Despite Chidambaram’s counsel, people continue to invest in gold because it makes sense to do so
Sometimes, it pays to go by conventional wisdom rather than what financial gurus exhort us to believe. India’s huge penchant for gold is one such case, where people have ignored the advice of financial experts not to invest in the metal.
Many argue that investment in gold in a developing country like India is unproductive, as it enriches individuals at the cost of the nation’s economic growth.
Just recently, Union Finance Minister P Chidambaram urged people not to buy gold. Financial experts say that since India’s humongous appetite for gold is met entirely through imports that need to be paid for in dollars, Chidambaram’s appeal to the people is reasonable.
“India’s ability to earn sufficient dollars through its exports to settle its imports is severely constrained due to the global economic slowdown,” says Raghvendra Nath, managing director of Ladderup Wealth Management Pvt Ltd. Gold is one of the key components of India’s imports, he says, and the country’s cultural affinity for the metal has damaged its finances. India runs a huge current account deficit, which suggests that the inflow of dollars through exports and inward remittances is far less than the required outflow. Being the largest consumer of gold, India paid above $50 billion last year to import about a thousand tonnes of gold.
But can Chidambaram’s appeal really persuade people?
Analysts are not very hopeful, saying it is difficult to change this culture overnight, especially since simple economics suggests buying gold is a sensible course of action. “While culture does adapt to changed socio-economic realities, the economic rationale for doing so has never been presented before the people to divert their saving away from gold,” says Phani Sekhar, a fund manager with Angel Broking.
Not only does the country remain grossly under-banked, interest earnings from sources such as fixed deposits and saving certificates are swallowed by higher inflation, which, according to Nath, is a “reason why the savings rate in the country has fallen significantly.” In situations where high inflation accompanies a slowdown in growth, people flock towards gold.
“In the last seven years, people have been proven right,” Nath says, “because gold in this period has outperformed almost every asset class.” Even in advanced economies, people have turned to buying gold in recent times, since the recession has eroded their faith in capital markets. Policies being followed by central banks there ensure loans at nominal rates of interest, helping people borrow cheaply to buy gold, thus increasing the speculative demand of the yellow metal.

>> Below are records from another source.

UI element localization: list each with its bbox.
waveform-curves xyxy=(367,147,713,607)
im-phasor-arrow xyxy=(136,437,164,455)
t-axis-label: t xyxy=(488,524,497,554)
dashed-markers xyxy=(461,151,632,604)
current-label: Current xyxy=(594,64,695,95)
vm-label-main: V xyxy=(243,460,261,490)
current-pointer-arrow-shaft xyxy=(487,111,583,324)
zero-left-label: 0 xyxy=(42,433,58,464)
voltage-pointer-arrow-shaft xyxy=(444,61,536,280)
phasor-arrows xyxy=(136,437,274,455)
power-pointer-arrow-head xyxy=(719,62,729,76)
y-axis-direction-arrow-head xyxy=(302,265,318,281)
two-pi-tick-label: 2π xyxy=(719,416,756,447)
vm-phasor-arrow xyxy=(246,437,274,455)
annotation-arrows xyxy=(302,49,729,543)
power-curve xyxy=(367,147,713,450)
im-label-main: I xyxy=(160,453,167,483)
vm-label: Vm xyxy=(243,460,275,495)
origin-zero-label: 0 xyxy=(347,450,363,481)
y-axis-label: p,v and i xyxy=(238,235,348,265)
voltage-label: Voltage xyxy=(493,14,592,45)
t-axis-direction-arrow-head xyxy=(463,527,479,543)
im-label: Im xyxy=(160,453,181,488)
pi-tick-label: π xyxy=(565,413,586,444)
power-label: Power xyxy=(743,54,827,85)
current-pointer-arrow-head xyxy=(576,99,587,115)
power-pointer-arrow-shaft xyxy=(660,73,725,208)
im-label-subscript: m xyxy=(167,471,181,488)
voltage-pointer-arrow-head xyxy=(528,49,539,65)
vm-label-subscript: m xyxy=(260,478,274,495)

This rush of money has helped the metal appreciate by 500 per cent in the last ten years, making it even more attractive to Indian buyers.
While Indian investors, too, benefitted by joining the hype in international gold markets, the Indian state became a victim of their appetite, left with the clerical job of arranging dollars to satiate this demand. Notwithstanding the strain on the government, investment in gold earned people returns far above the rate of inflation. Moreover, unlike any other investment, buying gold does not require a Pan card or other identity proof.
The Indian government has recently tried to offer alternatives to gold by launching inflation indexed bonds (IIBs), where returns to investors are kept above the rate of inflation. But linking such returns to wholesale inflation defeats the purpose, because it is inflation at the retail level that actually matters to ordinary people. Since wholesale inflation has descended from its elevated levels of last year, the government has preferred to choose wholesale over retail inflation, as that limits its obligation. But unless the government pegs these bonds to consumer price inflation, which is still in double digits, the objective—channelising savings towards developmental activities—would be defeated.
With consumer price inflation yet to be tamed, the government is aware that natural demand for gold can’t be regulated. It has instead been using gentle nudges to dilute speculative demand, like hiking import duty in small successive steps to 8 per cent and restricting gold imports by banks. These measures are yet to yield results, and experts feel they may even prove counter-productive. Such measures might curtail some demand, but if they are strengthened further, it could encourage smuggling, besides affecting the livelihoods of about 3 million people employed in the gold industry.
Nath explains that recent suggestions by the US’ central bank to scale back its liquidity support—which will, among other things, make loans at nominal rates difficult to obtain—has caused gold prices to crash from $1,900 to $1,300 per ounce (31 grams), but such gains are not fully reflected in the rupee prices of gold. “Import duties and the rupee’s depreciation have artificially taken up the rupee price of gold, thus giving an impression that gold prices would never come down, as was expected by its recent fall internationally,” says Nath.
The best way to take the zing out of gold, experts say, is to contain inflation. Till that happens, the gold hype will remain intact. Globally, many feel that the withdrawal of stimulus by the US Federal Reserve could derail the apparent recovery seen recently in the US economy. In such an event, the central bank would either continue its cheap money policy (depending upon its residual firepower), or the prolonged bout of recession would persist. Either of these scenarios would help gold to scale new heights, making it still more attractive to the average Indian buyer.